We also have a record about the second person with ID 1597, again begins at April 1st, 2017 (so for each person, the beginning and ending dates of the records are the same). This person has three absence spells: the first one begins in Monday, April 3rd,2017 and ends in next day, April, 4th. The second spell lasts only one day and it begins and ends at April 6th. The last spell begins in April 18th and ends in April 19th.
The desired output would be like this:
ID Begin_date End_date Duration
1585 2017-04-10 2017-04-19 10
1585 2017-04-24 2017-04-26 3
1597 2017-04-03 2017-04-04 2
1597 2017-04-06 2017-04-06 1
1597 2017-04-18 2017-04-19 2
The difficulty I face is how to recognize the consecutive sick leave dates, and on top of that, during a single sick leave spell, it is possible to have different types of attendance type (holidays), but holidays are still considered to be belonged to that single sick leave spell.
Upvotes: 0
Views: 187
Reputation: 175
Based on the idea of @Cholts, I write a R code for generating the desired output
#clean the workspace
rm(list=ls(all=TRUE))
require(tidyr)
library(dplyr)
library(lubridate)
library(stringr)
ID = c(rep(1585,4),rep(1597,4))
Sun = c(rep("D",8))
Sat = c(rep("D",8))
Mon = c("Y","S","H","S","S","Y","H","Y")
Tue = c("Y","S","S","S","S","Y","S","Y")
Wed = c("Y","S","S","S","Y","Y","S","Y")
Thur = c("Y","S","Y","Y","S","Y","Y","Y")
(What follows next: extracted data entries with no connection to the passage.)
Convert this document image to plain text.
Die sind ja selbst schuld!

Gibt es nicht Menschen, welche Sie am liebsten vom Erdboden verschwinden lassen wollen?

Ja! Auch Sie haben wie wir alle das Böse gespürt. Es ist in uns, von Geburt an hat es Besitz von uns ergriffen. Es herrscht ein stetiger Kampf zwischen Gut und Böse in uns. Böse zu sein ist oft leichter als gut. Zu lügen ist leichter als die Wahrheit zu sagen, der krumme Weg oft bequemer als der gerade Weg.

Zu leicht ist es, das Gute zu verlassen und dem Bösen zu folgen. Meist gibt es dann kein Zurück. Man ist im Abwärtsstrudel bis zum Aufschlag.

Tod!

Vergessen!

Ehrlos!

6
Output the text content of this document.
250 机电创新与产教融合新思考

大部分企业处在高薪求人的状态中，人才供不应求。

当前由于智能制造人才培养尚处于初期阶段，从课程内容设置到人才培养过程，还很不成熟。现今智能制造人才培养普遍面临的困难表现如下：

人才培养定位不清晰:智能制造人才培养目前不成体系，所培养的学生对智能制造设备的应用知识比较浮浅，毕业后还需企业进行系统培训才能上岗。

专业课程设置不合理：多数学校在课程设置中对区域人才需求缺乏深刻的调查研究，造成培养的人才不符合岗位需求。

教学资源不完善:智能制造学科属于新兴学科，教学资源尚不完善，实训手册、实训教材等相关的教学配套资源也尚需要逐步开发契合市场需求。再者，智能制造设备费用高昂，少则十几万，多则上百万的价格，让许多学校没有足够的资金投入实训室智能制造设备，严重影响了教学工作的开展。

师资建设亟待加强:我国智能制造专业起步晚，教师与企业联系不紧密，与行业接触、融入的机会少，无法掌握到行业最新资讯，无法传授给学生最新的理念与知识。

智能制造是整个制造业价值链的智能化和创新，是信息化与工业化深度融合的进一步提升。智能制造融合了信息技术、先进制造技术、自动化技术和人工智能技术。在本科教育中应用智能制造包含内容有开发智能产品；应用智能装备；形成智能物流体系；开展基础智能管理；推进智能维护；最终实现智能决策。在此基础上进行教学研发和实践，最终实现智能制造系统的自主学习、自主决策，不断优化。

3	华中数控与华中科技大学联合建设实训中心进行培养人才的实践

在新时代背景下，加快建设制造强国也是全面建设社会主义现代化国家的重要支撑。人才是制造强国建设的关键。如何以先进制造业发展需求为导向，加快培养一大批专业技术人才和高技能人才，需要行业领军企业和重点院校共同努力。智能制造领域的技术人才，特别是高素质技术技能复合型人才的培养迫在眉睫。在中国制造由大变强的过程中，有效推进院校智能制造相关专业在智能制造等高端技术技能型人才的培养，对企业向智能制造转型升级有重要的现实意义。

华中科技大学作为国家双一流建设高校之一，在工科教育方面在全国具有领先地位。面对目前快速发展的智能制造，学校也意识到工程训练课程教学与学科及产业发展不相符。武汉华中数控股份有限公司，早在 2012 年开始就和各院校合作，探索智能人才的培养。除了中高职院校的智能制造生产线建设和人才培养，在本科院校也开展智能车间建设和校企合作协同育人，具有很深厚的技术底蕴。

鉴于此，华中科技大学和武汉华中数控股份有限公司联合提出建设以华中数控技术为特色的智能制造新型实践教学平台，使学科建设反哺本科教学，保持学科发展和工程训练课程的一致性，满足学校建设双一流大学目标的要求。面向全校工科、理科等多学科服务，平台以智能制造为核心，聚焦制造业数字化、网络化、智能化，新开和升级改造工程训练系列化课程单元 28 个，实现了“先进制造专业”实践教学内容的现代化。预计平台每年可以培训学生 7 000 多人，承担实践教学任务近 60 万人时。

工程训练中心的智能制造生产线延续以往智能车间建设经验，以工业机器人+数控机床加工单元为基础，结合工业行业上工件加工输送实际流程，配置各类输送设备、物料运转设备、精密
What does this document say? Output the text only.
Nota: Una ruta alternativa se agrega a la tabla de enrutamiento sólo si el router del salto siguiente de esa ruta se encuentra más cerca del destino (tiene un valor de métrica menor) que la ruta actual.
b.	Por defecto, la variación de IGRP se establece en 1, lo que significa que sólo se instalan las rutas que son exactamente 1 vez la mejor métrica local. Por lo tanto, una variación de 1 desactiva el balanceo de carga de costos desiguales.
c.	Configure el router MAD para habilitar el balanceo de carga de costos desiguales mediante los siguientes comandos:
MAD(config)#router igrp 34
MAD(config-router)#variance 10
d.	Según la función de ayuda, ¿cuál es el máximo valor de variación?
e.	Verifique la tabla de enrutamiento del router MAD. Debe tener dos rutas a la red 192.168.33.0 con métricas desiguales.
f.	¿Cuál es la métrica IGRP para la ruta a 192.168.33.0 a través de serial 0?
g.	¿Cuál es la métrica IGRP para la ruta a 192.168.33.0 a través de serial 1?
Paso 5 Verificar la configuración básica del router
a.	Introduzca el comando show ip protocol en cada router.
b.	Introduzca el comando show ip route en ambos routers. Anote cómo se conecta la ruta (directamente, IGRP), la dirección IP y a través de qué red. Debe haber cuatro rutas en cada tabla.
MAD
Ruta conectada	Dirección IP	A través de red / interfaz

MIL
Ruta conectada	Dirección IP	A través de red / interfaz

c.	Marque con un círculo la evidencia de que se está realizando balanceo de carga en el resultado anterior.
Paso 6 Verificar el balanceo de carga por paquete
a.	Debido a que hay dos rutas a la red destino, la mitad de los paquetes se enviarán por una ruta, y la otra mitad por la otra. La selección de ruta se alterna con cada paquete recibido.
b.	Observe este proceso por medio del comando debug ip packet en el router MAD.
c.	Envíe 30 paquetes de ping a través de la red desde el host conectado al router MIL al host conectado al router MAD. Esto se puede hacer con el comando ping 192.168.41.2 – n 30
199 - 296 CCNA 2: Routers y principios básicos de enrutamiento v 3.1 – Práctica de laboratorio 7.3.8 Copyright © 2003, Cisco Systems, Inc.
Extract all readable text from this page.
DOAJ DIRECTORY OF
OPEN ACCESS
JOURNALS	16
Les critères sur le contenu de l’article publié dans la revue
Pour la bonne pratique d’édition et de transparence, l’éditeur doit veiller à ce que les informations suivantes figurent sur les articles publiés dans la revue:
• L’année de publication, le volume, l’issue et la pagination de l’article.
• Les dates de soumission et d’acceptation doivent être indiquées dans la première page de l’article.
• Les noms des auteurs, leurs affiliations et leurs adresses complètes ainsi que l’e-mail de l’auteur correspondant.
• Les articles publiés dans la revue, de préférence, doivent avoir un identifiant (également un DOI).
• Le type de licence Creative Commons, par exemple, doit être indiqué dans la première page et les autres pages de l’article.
Fri = c("Y","H","Y","Y","Y","H","Y","Y")
id_u = unique(ID)
df = data.frame(Sun,Mon,Tue,Wed,Thur,Fri,Sat)
new_df = df %>% unite(new,Sun,Mon,Tue,Wed,Thur,Fri,Sat,remove=FALSE,sep="")
vstr = new_df$new
#===========================================================
idd = c()
begin_date = c()
end_date = c()
duration = c()
n = 2
start_date = ymd('2017-04-02')
for(i in 1:n){
ps = (i-1)*4 +1
pe = (i-1)*4 + 4
indstr = paste(vstr[ps:pe],collapse = "")
loca = str_locate_all(indstr,"S[SHD]*S|S")
rn = length(loca[[1]][,1])
for (j in 1:rn){
idd = append(idd,id_u[i])
begin_date = append(begin_date,ymd(start_date+loca[[1]][j,1]-1))
end_date = append(end_date,ymd(start_date+loca[[1]][j,2]-1))
duration = append(duration,loca[[1]][j,2]-loca[[1]][j,1]+1)
}
}
final_df = data.frame(idd,begin_date,end_date,duration)
The output is
> final_df
idd begin_date end_date duration
1 1585 2017-04-10 2017-04-19 10
2 1585 2017-04-24 2017-04-26 3
3 1597 2017-04-03 2017-04-04 2
4 1597 2017-04-06 2017-04-06 1
5 1597 2017-04-18 2017-04-19 2
Upvotes: 1
Reputation: 101
You mention that one of your biggest problems is recognizing sick leave spells given that they can include holidays and weekends. It occurs to me that a sick leave spell could be represented as a regex. Here is a potential solution that takes advantage of this:
First, replace all the NAs on weekends with 'D' and all NAs on weekdays with 'Y' (or some other 2 characters). In your example, normal weekends are treated differently from normal weekdays in that absence spells can contain normal weekends but not normal weekdays, so they should have a different value.
Then, for each ID, flatten the data, and concatenate it into a string. Absence spells can be identified by regex as "(S[SHD]*S)|S"
. For each found regex string, create a row in your new table where the begin date, end date, and duration of the absence spell are based on the start position, end position, and length of the found string.
For this solution to work, we need to assume that each ID has the same number of rows corresponding to the same dates, so that we can map start positions of the strings to dates properly.
Upvotes: 1